Issue 1440472: email.Generator is not idempotent (original) (raw)
The documentation for the email.Generator module claims that the flatten() method is idempotent (i.e., output identical to the input, if email.Parser.Parser was used on the input), but it is not in all cases. The most obvious example is that you need to disable mangle_from and set maxheaderlen=0 to disable header wrapping. This could be considered common sense, but the documentation should mention it, as both are enabled by default. (unixfrom can also create differences between input and output, but is disabled by default.) More importantly, whitespace is not preserved in headers: if there are extra spaces between the header name and the header contents, it will be collapsed to a single space.
This little snippet will demonstrate the problem:
parser = email.Parser.Parser()
msg = parser.parse(sys.stdin)
print msg
gen = email.Generator.Generator(sys.stdout,
mangle_from_=False, maxheaderlen=0) gen.flatten(msg, unixfrom=False)
Feed it a single message with extra spaces beween field name and field contents in one or more fields, and diff the input and the output.

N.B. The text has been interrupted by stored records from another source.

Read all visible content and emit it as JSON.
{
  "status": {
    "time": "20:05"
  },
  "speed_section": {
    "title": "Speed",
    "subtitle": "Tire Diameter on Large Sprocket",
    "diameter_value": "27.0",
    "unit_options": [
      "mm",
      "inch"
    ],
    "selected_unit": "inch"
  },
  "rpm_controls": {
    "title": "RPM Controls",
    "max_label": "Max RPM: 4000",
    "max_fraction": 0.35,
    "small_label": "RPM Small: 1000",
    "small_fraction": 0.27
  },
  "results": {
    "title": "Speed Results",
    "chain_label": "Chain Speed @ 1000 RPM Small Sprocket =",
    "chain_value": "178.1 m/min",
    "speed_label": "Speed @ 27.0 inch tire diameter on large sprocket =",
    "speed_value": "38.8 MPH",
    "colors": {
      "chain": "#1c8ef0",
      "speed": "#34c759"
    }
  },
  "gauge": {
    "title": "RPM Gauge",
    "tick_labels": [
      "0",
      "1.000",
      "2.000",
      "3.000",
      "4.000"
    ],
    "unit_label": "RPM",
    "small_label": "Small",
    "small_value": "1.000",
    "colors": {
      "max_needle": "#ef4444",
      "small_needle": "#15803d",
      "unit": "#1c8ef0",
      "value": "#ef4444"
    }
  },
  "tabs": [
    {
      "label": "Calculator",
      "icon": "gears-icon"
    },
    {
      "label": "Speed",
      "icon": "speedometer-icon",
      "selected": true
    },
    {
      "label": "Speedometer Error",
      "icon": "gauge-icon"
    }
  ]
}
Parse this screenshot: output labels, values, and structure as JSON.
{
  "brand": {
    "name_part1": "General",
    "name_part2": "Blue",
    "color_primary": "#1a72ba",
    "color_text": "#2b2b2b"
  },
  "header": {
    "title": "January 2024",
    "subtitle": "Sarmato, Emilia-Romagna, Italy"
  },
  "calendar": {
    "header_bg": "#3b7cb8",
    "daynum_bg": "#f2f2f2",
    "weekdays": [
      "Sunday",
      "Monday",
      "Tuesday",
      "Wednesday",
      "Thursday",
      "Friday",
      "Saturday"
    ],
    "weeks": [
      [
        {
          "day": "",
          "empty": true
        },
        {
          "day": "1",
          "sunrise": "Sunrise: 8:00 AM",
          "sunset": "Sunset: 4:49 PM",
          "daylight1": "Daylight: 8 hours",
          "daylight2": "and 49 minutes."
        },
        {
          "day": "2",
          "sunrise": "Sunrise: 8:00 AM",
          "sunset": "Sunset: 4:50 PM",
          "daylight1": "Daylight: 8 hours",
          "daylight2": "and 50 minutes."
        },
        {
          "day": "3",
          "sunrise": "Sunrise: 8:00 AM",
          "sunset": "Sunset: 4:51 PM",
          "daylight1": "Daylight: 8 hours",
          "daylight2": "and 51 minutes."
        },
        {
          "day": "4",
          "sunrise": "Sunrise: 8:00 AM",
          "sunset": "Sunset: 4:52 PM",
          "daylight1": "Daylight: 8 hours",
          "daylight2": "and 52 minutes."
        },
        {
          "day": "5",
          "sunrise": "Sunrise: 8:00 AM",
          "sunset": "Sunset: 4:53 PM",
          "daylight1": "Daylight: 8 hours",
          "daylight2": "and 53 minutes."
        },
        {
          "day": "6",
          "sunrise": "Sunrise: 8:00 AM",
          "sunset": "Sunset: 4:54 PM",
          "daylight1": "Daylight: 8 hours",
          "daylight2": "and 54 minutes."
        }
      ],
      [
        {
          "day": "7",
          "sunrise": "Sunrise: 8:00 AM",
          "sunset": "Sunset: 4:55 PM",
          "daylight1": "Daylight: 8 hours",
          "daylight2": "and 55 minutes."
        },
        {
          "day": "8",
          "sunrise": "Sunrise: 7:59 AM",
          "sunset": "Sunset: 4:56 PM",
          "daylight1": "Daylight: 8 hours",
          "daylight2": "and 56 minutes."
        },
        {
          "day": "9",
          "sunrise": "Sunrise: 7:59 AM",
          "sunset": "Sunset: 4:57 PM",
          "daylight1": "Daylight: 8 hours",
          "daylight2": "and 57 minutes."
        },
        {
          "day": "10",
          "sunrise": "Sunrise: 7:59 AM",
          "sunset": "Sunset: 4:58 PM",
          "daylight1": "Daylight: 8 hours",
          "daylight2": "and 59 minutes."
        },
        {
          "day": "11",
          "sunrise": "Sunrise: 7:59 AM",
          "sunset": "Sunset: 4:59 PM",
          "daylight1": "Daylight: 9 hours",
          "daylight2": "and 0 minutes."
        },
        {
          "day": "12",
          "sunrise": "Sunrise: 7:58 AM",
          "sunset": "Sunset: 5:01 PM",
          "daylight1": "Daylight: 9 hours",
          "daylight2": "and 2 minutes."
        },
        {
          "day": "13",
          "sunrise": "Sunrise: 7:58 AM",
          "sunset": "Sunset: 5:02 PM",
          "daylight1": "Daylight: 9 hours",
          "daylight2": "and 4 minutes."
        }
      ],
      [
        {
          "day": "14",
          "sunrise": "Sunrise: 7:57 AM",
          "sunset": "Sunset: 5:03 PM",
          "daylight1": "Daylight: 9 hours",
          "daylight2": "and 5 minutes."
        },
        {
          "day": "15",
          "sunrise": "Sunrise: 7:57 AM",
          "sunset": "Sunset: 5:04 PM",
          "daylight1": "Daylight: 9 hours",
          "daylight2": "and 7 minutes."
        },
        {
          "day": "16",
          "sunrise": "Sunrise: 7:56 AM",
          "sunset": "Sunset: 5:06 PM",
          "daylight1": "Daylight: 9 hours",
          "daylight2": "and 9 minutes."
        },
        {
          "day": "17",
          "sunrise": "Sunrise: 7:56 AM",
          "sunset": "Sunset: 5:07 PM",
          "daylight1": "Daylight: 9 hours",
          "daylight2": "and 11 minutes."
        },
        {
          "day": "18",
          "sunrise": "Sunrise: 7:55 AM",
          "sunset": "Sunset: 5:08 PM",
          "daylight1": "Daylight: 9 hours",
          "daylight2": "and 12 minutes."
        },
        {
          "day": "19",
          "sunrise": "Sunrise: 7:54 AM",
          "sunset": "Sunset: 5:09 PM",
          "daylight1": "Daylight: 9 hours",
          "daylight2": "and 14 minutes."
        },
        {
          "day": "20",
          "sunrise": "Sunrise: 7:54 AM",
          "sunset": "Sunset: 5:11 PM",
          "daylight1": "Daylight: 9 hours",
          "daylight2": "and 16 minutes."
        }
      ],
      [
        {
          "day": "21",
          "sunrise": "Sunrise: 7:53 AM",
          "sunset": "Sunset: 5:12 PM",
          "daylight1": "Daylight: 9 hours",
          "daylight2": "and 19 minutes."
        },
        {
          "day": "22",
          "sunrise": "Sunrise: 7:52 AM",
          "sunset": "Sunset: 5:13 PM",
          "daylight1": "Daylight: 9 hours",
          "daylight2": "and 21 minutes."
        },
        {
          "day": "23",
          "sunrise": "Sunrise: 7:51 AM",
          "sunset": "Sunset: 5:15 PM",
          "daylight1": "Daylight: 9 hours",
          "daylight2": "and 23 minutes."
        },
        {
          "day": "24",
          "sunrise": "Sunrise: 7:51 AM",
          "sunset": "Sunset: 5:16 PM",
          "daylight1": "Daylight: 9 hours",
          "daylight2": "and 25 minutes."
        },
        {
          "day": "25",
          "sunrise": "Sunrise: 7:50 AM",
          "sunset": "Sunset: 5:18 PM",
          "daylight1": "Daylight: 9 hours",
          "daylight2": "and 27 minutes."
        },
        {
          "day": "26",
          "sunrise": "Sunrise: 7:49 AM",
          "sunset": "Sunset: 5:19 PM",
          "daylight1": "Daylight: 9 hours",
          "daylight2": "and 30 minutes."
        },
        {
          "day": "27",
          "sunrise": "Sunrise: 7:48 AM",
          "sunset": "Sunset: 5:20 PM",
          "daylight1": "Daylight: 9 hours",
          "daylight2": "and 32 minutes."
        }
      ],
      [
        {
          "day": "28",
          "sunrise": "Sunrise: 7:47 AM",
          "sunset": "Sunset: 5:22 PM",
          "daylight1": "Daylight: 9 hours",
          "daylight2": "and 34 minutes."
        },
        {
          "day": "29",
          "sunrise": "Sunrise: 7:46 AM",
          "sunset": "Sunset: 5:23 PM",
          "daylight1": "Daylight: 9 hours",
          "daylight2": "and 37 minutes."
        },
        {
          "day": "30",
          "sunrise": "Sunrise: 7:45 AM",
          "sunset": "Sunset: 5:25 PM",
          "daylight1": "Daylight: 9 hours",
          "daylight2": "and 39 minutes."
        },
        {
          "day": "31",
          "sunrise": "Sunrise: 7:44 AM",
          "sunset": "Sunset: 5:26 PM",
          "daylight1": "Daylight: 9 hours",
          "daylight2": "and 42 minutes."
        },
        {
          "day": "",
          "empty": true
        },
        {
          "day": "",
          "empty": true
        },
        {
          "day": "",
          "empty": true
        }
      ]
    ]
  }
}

It is probably not worth actually making these routines idempotent, as preserving whitespace is not important in most applications and would require extra bookkeeping. However, as long as the documentation claims the routines are idempotent, it is a bug not to be. In my particular application, it was important to be truly idempotent, so this was a problem. Had the documentation not made false claims, I would have known from the start that I needed to write my own versions of the routines in the email module.